McNeil admitted the step from junior college to the Big 12 is “huge.”

“At this level you play against athlete upon athlete upon athlete,” he said. “You play against stronger guys and bigger guys who have a better grasp of the game. But I know what can do, too. “

Huggins does, too:

“He has a great touch and can get his own shot. He’s going to score points. And tonight I thought he was better defensively than he has been. He’s going to have a great future here.”

The problem has been the recent past.

“He had played well, but then he got sick in Spain,” Huggins said. “He got some kind of rare, I want to say, blood disease, though I’m not 100 percent sure. I know it was something like that. He was really sick a lost a bunch of weight”

McNeil wasn’t sure either: “We were in Valencia. I ate some chicken and played that night. Back at the hotel I got the chills and maybe slept for 30 minutes. I was sick all night.”

Huggins said McNeil had had to overcome a lot the past few months: “It’s just been in the past week and a half that he’s full go….But he’s going to be fine.”

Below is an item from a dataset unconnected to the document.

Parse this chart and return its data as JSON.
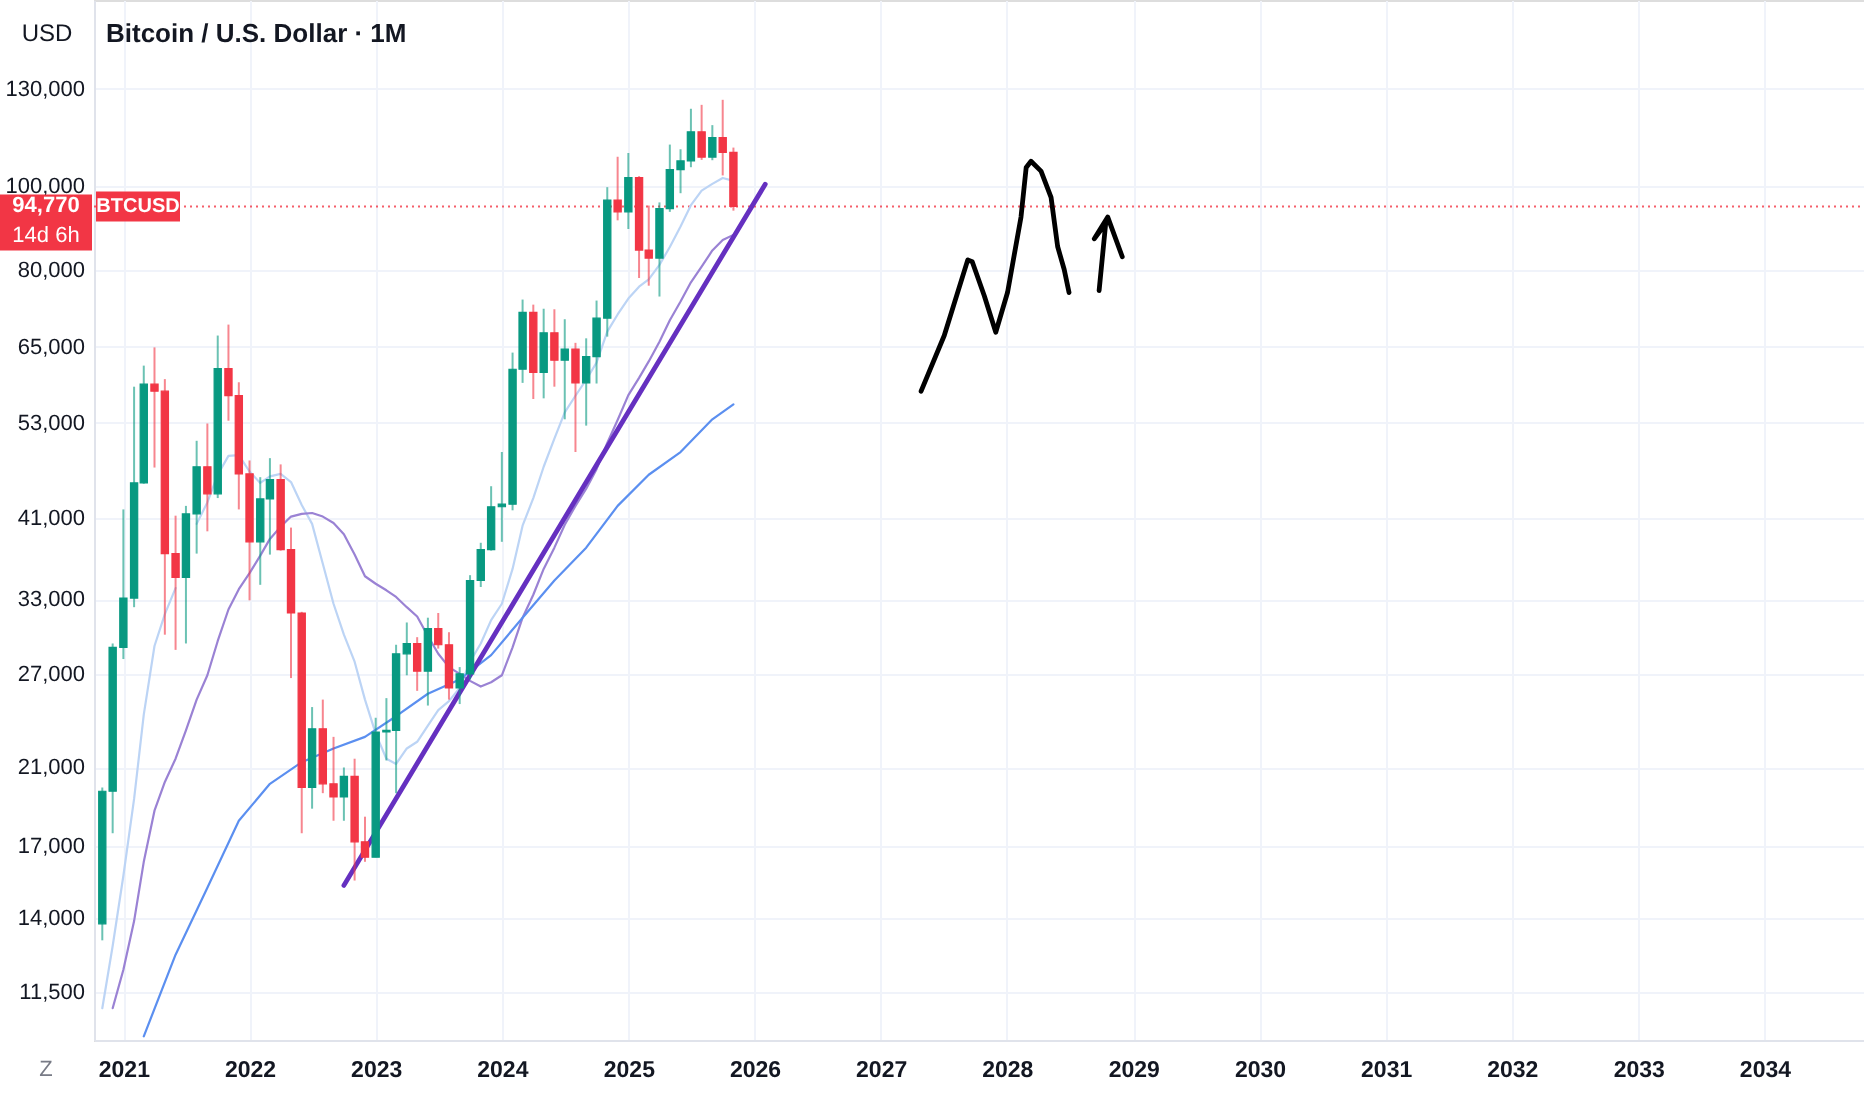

The Mountaineers open their season Friday night at home against Akron and McNeil can’t wait:

“I tell everybody that I love it more now than when I first knew I was going to come here. It’s not only the basketball stuff, it’s the people here. The atmosphere here. It’s everything I could have asked for …and more.”

He wasn’t talking about that elbow to the head, the tweaked hamstring and the pain in Spain.